Some days he would have traded anything he owned and all that he had ever earned to wake up one more time with the special smell of her on his pillow – just that, no matter whether he ever
actually set eyes on her again. Other days his old revenge fantasies got the better of him. But all that was real for him now was the numbness of more and more hours at the shop, struggling to
penetrate the inner workings of what others paid him to fix, the broken remnants of households which had fallen apart suddenly, without warning or explanation.

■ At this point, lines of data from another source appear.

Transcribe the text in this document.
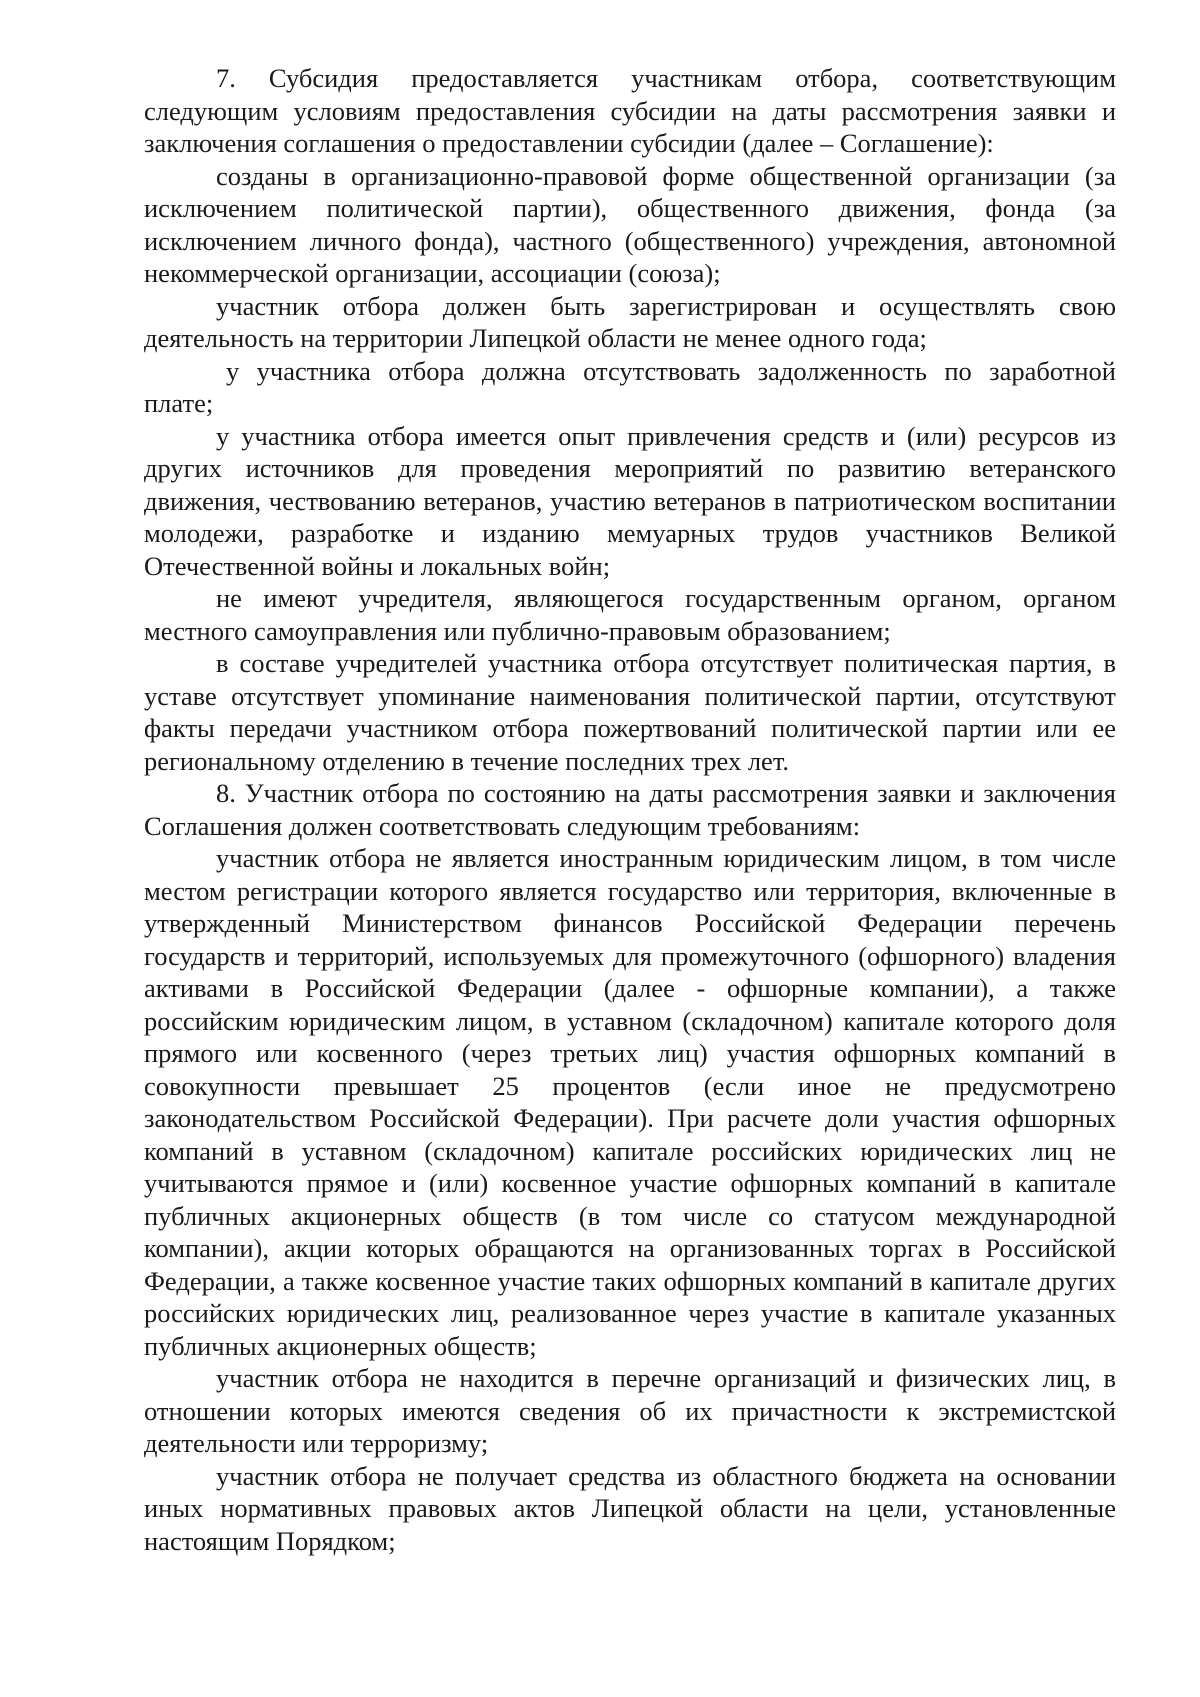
7. Субсидия предоставляется участникам отбора, соответствующим следующим условиям предоставления субсидии на даты рассмотрения заявки и заключения соглашения о предоставлении субсидии (далее – Соглашение):

созданы в организационно-правовой форме общественной организации (за исключением политической партии), общественного движения, фонда (за исключением личного фонда), частного (общественного) учреждения, автономной некоммерческой организации, ассоциации (союза);

участник отбора должен быть зарегистрирован и осуществлять свою деятельность на территории Липецкой области не менее одного года;

у участника отбора должна отсутствовать задолженность по заработной плате;

у участника отбора имеется опыт привлечения средств и (или) ресурсов из других источников для проведения мероприятий по развитию ветеранского движения, чествованию ветеранов, участию ветеранов в патриотическом воспитании молодежи, разработке и изданию мемуарных трудов участников Великой Отечественной войны и локальных войн;

не имеют учредителя, являющегося государственным органом, органом местного самоуправления или публично-правовым образованием;

в составе учредителей участника отбора отсутствует политическая партия, в уставе отсутствует упоминание наименования политической партии, отсутствуют факты передачи участником отбора пожертвований политической партии или ее региональному отделению в течение последних трех лет.

8. Участник отбора по состоянию на даты рассмотрения заявки и заключения Соглашения должен соответствовать следующим требованиям:

участник отбора не является иностранным юридическим лицом, в том числе местом регистрации которого является государство или территория, включенные в утвержденный Министерством финансов Российской Федерации перечень государств и территорий, используемых для промежуточного (офшорного) владения активами в Российской Федерации (далее - офшорные компании), а также российским юридическим лицом, в уставном (складочном) капитале которого доля прямого или косвенного (через третьих лиц) участия офшорных компаний в совокупности превышает 25 процентов (если иное не предусмотрено законодательством Российской Федерации). При расчете доли участия офшорных компаний в уставном (складочном) капитале российских юридических лиц не учитываются прямое и (или) косвенное участие офшорных компаний в капитале публичных акционерных обществ (в том числе со статусом международной компании), акции которых обращаются на организованных торгах в Российской Федерации, а также косвенное участие таких офшорных компаний в капитале других российских юридических лиц, реализованное через участие в капитале указанных публичных акционерных обществ;

участник отбора не находится в перечне организаций и физических лиц, в отношении которых имеются сведения об их причастности к экстремистской деятельности или терроризму;

участник отбора не получает средства из областного бюджета на основании иных нормативных правовых актов Липецкой области на цели, установленные настоящим Порядком;
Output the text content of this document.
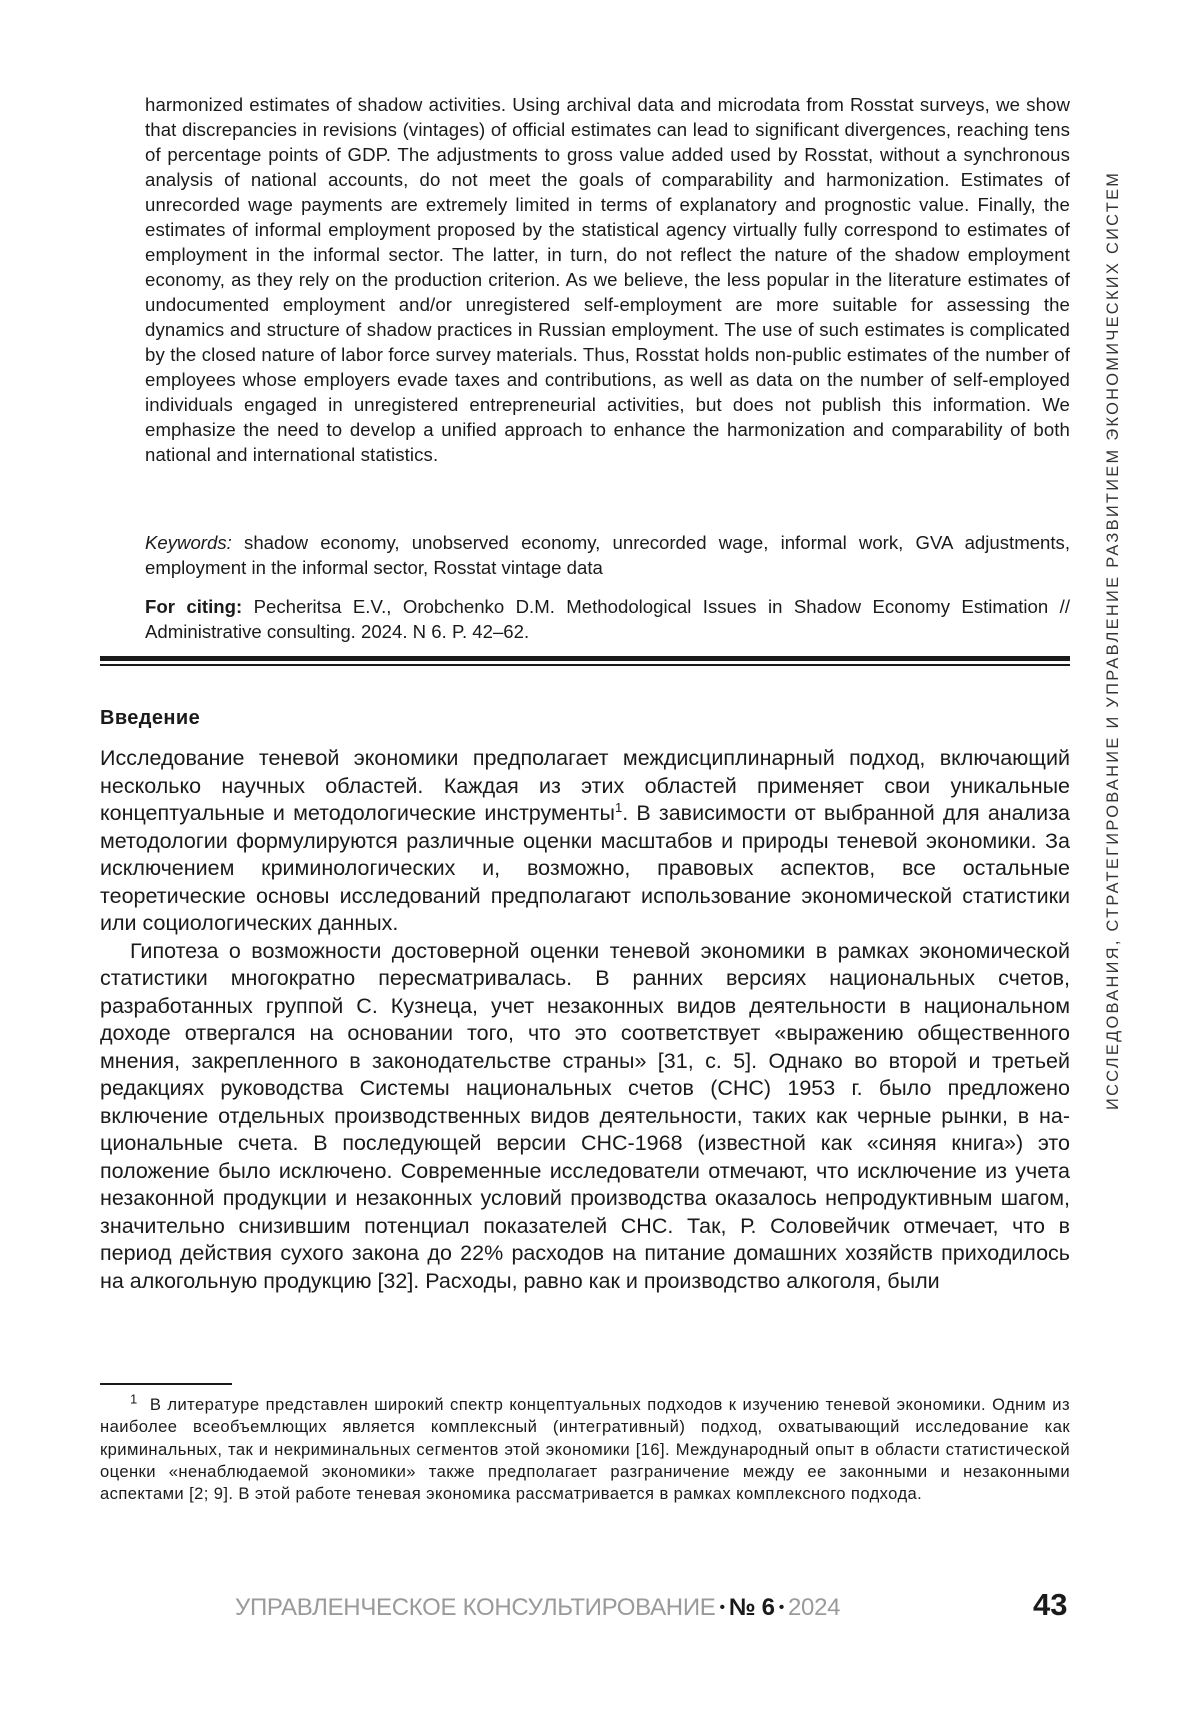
harmonized estimates of shadow activities. Using archival data and microdata from Rosstat surveys, we show that discrepancies in revisions (vintages) of official estimates can lead to significant divergences, reaching tens of percentage points of GDP. The adjustments to gross value added used by Rosstat, without a synchronous analysis of national accounts, do not meet the goals of comparability and harmonization. Estimates of unrecorded wage payments are extremely limited in terms of explanatory and prognostic value. Finally, the estimates of informal employment proposed by the statistical agency virtually fully correspond to estimates of em­ployment in the informal sector. The latter, in turn, do not reflect the nature of the shadow employment economy, as they rely on the production criterion. As we believe, the less popular in the literature estimates of undocumented employment and/or unregistered self-employment are more suitable for assessing the dynamics and structure of shadow practices in Russian employment. The use of such estimates is complicated by the closed nature of labor force survey materials. Thus, Rosstat holds non-public estimates of the number of employees whose employers evade taxes and contributions, as well as data on the number of self-employed individuals engaged in unregistered entrepreneurial activities, but does not publish this informa­tion. We emphasize the need to develop a unified approach to enhance the harmonization and comparability of both national and international statistics.

Keywords: shadow economy, unobserved economy, unrecorded wage, informal work, GVA adjustments, employment in the informal sector, Rosstat vintage data
For citing: Pecheritsa E.V., Orobchenko D.M. Methodological Issues in Shadow Economy Estimation // Administrative consulting. 2024. N 6. P. 42–62.
Введение

Исследование теневой экономики предполагает междисциплинарный подход, вклю­чающий несколько научных областей. Каждая из этих областей применяет свои уникальные концептуальные и методологические инструменты1. В зависимости от выбранной для анализа методологии формулируются различные оценки масштабов и природы теневой экономики. За исключением криминологических и, возможно, правовых аспектов, все остальные теоретические основы исследований предпо­лагают использование экономической статистики или социологических данных.

Гипотеза о возможности достоверной оценки теневой экономики в рамках экономической статистики многократно пересматривалась. В ранних версиях национальных счетов, разработанных группой С. Кузнеца, учет незаконных видов деятельности в национальном доходе отвергался на основании того, что это соответствует «выражению общественного мнения, закрепленного в законода­тельстве страны» [31, с. 5]. Однако во второй и третьей редакциях руководства Системы национальных счетов (СНС) 1953 г. было предложено включение от­дельных производственных видов деятельности, таких как черные рынки, в на­циональные счета. В последующей версии СНС-1968 (известной как «синяя книга») это положение было исключено. Современные исследователи отмечают, что исключение из учета незаконной продукции и незаконных условий произ­водства оказалось непродуктивным шагом, значительно снизившим потенциал показателей СНС. Так, Р. Соловейчик отмечает, что в период действия сухого закона до 22% расходов на питание домашних хозяйств приходилось на алко­гольную продукцию [32]. Расходы, равно как и производство алкоголя, были

1 В литературе представлен широкий спектр концептуальных подходов к изучению теневой экономики. Одним из наиболее всеобъемлющих является комплексный (интегра­тивный) подход, охватывающий исследование как криминальных, так и некриминальных сегментов этой экономики [16]. Международный опыт в области статистической оценки «ненаблюдаемой экономики» также предполагает разграничение между ее законными и незаконными аспектами [2; 9]. В этой работе теневая экономика рассматривается в рам­ках комплексного подхода.

ИССЛЕДОВАНИЯ, СТРАТЕГИРОВАНИЕ И УПРАВЛЕНИЕ РАЗВИТИЕМ ЭКОНОМИЧЕСКИХ СИСТЕМ
УПРАВЛЕНЧЕСКОЕ КОНСУЛЬТИРОВАНИЕ • № 6 • 2024	43
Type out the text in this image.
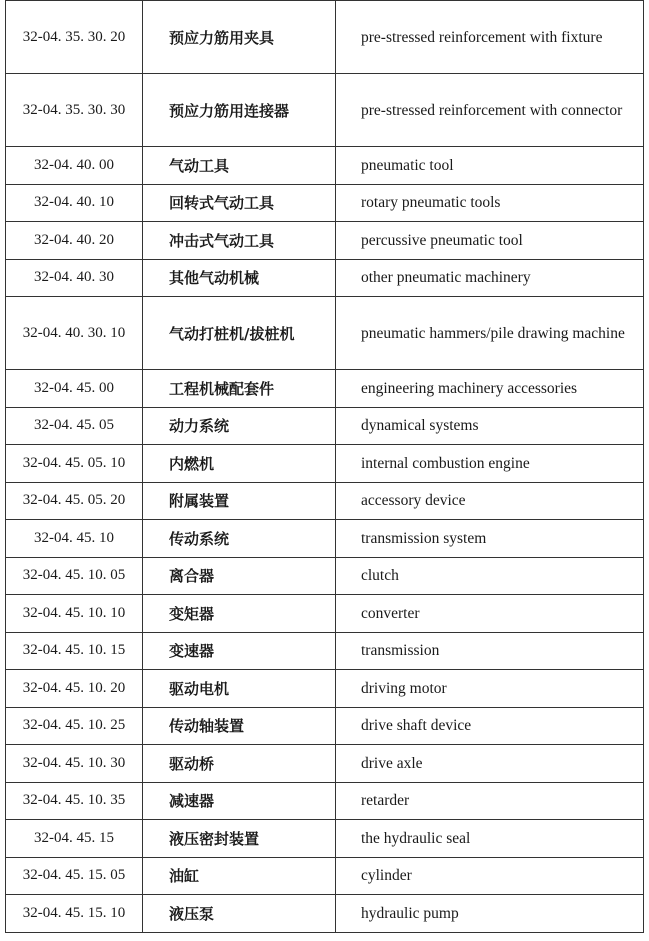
32-04. 35. 30. 20	预应力筋用夹具	pre-stressed reinforcement with fixture
32-04. 35. 30. 30	预应力筋用连接器	pre-stressed reinforcement with connector
32-04. 40. 00	气动工具	pneumatic tool
32-04. 40. 10	回转式气动工具	rotary pneumatic tools
32-04. 40. 20	冲击式气动工具	percussive pneumatic tool
32-04. 40. 30	其他气动机械	other pneumatic machinery
32-04. 40. 30. 10	气动打桩机/拔桩机	pneumatic hammers/pile drawing machine
32-04. 45. 00	工程机械配套件	engineering machinery accessories
32-04. 45. 05	动力系统	dynamical systems
32-04. 45. 05. 10	内燃机	internal combustion engine
32-04. 45. 05. 20	附属装置	accessory device
32-04. 45. 10	传动系统	transmission system
32-04. 45. 10. 05	离合器	clutch
32-04. 45. 10. 10	变矩器	converter
32-04. 45. 10. 15	变速器	transmission
32-04. 45. 10. 20	驱动电机	driving motor
32-04. 45. 10. 25	传动轴装置	drive shaft device
32-04. 45. 10. 30	驱动桥	drive axle
32-04. 45. 10. 35	减速器	retarder
32-04. 45. 15	液压密封装置	the hydraulic seal
32-04. 45. 15. 05	油缸	cylinder
32-04. 45. 15. 10	液压泵	hydraulic pump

When not busy at work, the smallest of rewards kept him going. The weekly changes of program at the local movie theater, diverting but instantly forgettable; the specialties of the house at the
Blue & White, prepared for him by the new waitress, whose name turned out to be Jolene; and Jolene herself when business was slow and there was nowhere else to go. She catered to him without
complaint, serving something, perhaps, behind his eyes that he thought he had put to rest long ago. He was grateful to her for being there. But he could not repay her in kind. He did not feel it,
could not even if he had wanted to.

By late December he had almost given up hope.

The weekends were the worst. He had to get out, buttoned against the cold, though the coffee in town was never hot enough and the talk after the movies was mindless and did not nourish. But he
could bear the big house no longer, and even the guest cabin had begun to enclose him like a vault.

This Saturday night, the last week before Christmas, the going was painfully slow. Steam expanded from his mouth like ectoplasm. He turned up his collar against an icy offshore wind. There were
sand devils in the road, a halo around the ghost of a moon which hung over his shoulder and paced him relentlessly. At his side, to the north, dark reeds rustled and scratched the old riverbank
with a sound of rusted blades. He stuffed his hands deeper into his jacket and trudged on toward the impersonal glow of the business district.

The neon above the Blue & White burned coolly in the darkness.

The nightlife in Gezira, such as it was – Siamese silhouettes of couples cruising for burgers, clutches of frantic teenagers on their way to or from the mall – appeared undiscouraged
by the cold. If anything the pedestrians scissoring by seemed less inhibited than ever, pumping reserves of adrenaline and huffing wraiths of steam as if their last-minute shopping mattered more
than anything else in this world. The bubble machine atop a police car revolved like a deranged Christmas tree light. Children giggled obscenities and fled as a firecracker resounded between
lampposts; it might have been a gunshot. The patrol car spun out, burning rubber, and screeched past in the wrong direction.